The June draft’s resumption of trade envisioned a restoration of the U.S.–Japanese trade, including strategic materials; unfreezing of Japanese assets under controlled conditions; renewed Japanese access to dollar earnings through exports so as to reduce pressure on the yen and improved Japan’s balance-of-payments position which was becoming an increasingly unmanageable problem. White’s draft reflected the belief that some economic relief could reinforce moderation in Japanese policy and give any moderate element in the Japanese government some leverage during internal debates. From a trade perspective the language of the June draft reveals White’s view that U.S. policy was treating Japan as a second tier power rather than a negotiating partner – which was a Japanese complaint for all of the 20th century up to 1941. White’s thinking was incremental: first stabilize behavior, then normalize trade and only then consider deeper financial engagement. Hull’s policy had been complete agreement on the end game without incremental stages along the way.
One of the elements in a May 1941 draft that was dropped after discussions with Morgenthal was a substantial line of credit. Morgenthal and other Treasury officials were cautious because a line of credit before stabilized behavior could be seen as subsidizing Japanese aggression. Also, in general Congress and public opinion were hostile to aiding Japan. And so the idea of loans or a line-of-credit was deliberately removed to preserve the possibility of future financial assistance after some evidence that Japanese behavior in the region was stabilized and some level of trade was restored with existing Japanese assets. The Treasury leadership wanted maximum leverage with minimal commitment. But it is also an indication of the thinking that was not constrained by Secretary Hull’s less-than-flexible process of diplomacy.

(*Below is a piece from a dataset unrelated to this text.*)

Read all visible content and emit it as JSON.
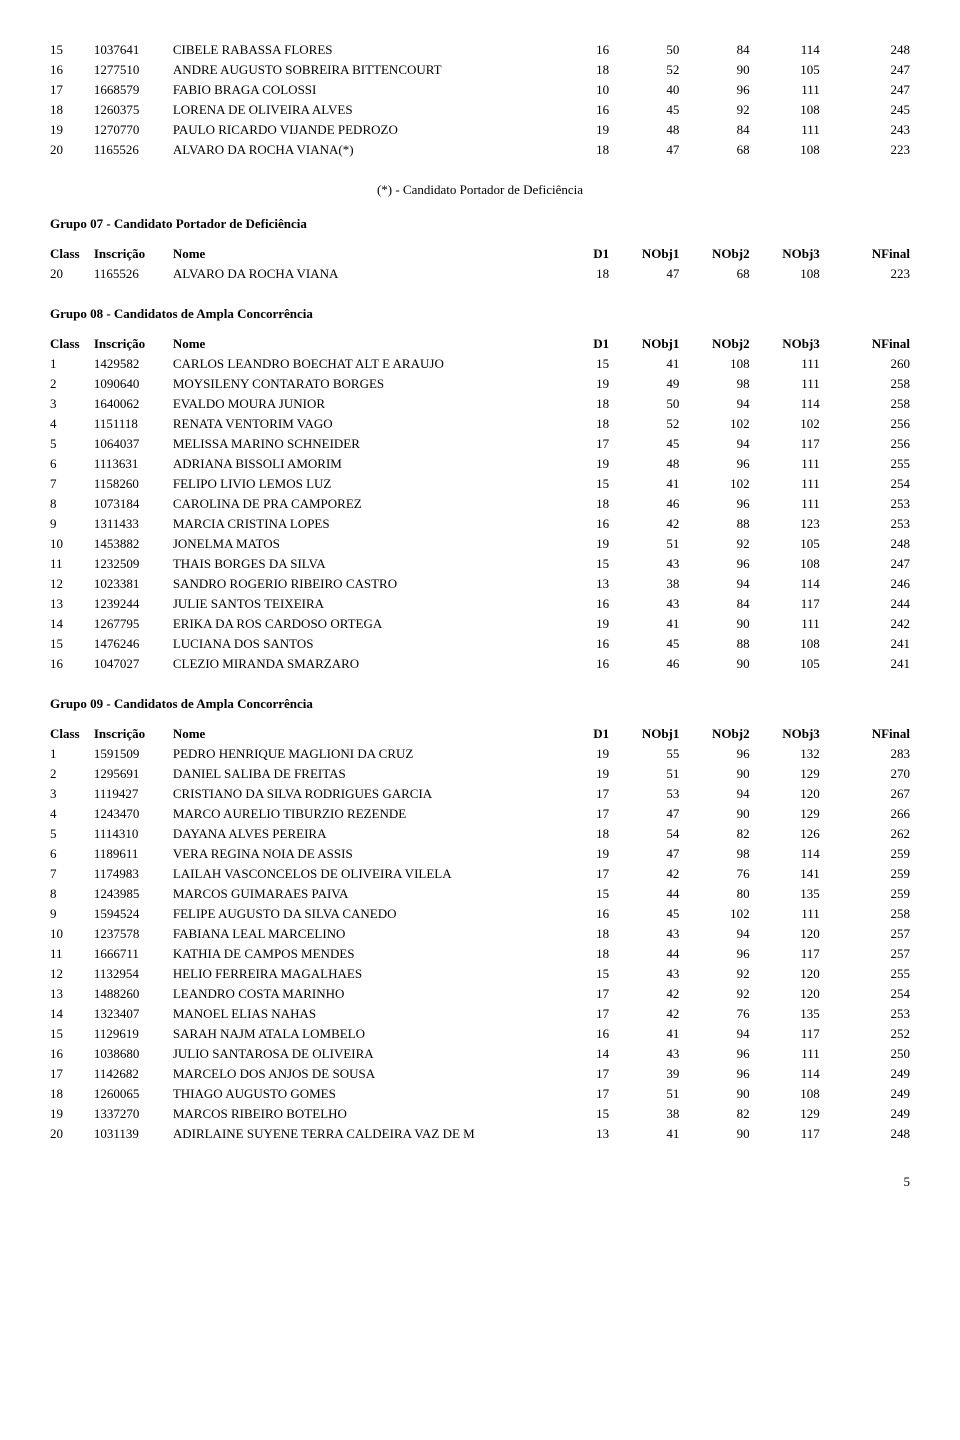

Another element of the May draft that was removed: modification of the 1924 Immigration Act: specifically, removal of the provision that excluded all Japanese from immigrating to the U.S and then setting quotas for Japanese as had been set with other nations. This was a major issue of honor for Japan, but by the summer of 1941 was a non-starter for the American public and Congress.
When the June draft was forwarded from the Treasury Department to the Far East Division with the State Department, who quickly endorsed it and adapted it into diplomatic language. It was then circulated through the War and Navy Departments for review and comment.
This was the first wave of reviews, strike outs, revisions, and rewording by various groups, departments, and leaders. Long story told short: in the end the intent of the original author had disappeared and the document morphed into another version of Cordell Hull’s “four principles.” Perhaps its weakness was its radical departure from previous and current U.S. diplomatic engagements and the associated uncertainty of how it would be received. Not in content, but in motivation. Would it appear that the U.S. was trying to appease Japan because it feared combat in the Pacific? If the U.S. would offer this, would Japan assume that if pressed, there might be more that the U.S. was prepared to offer?
Would the original White Proposal have made a difference? Hard to say.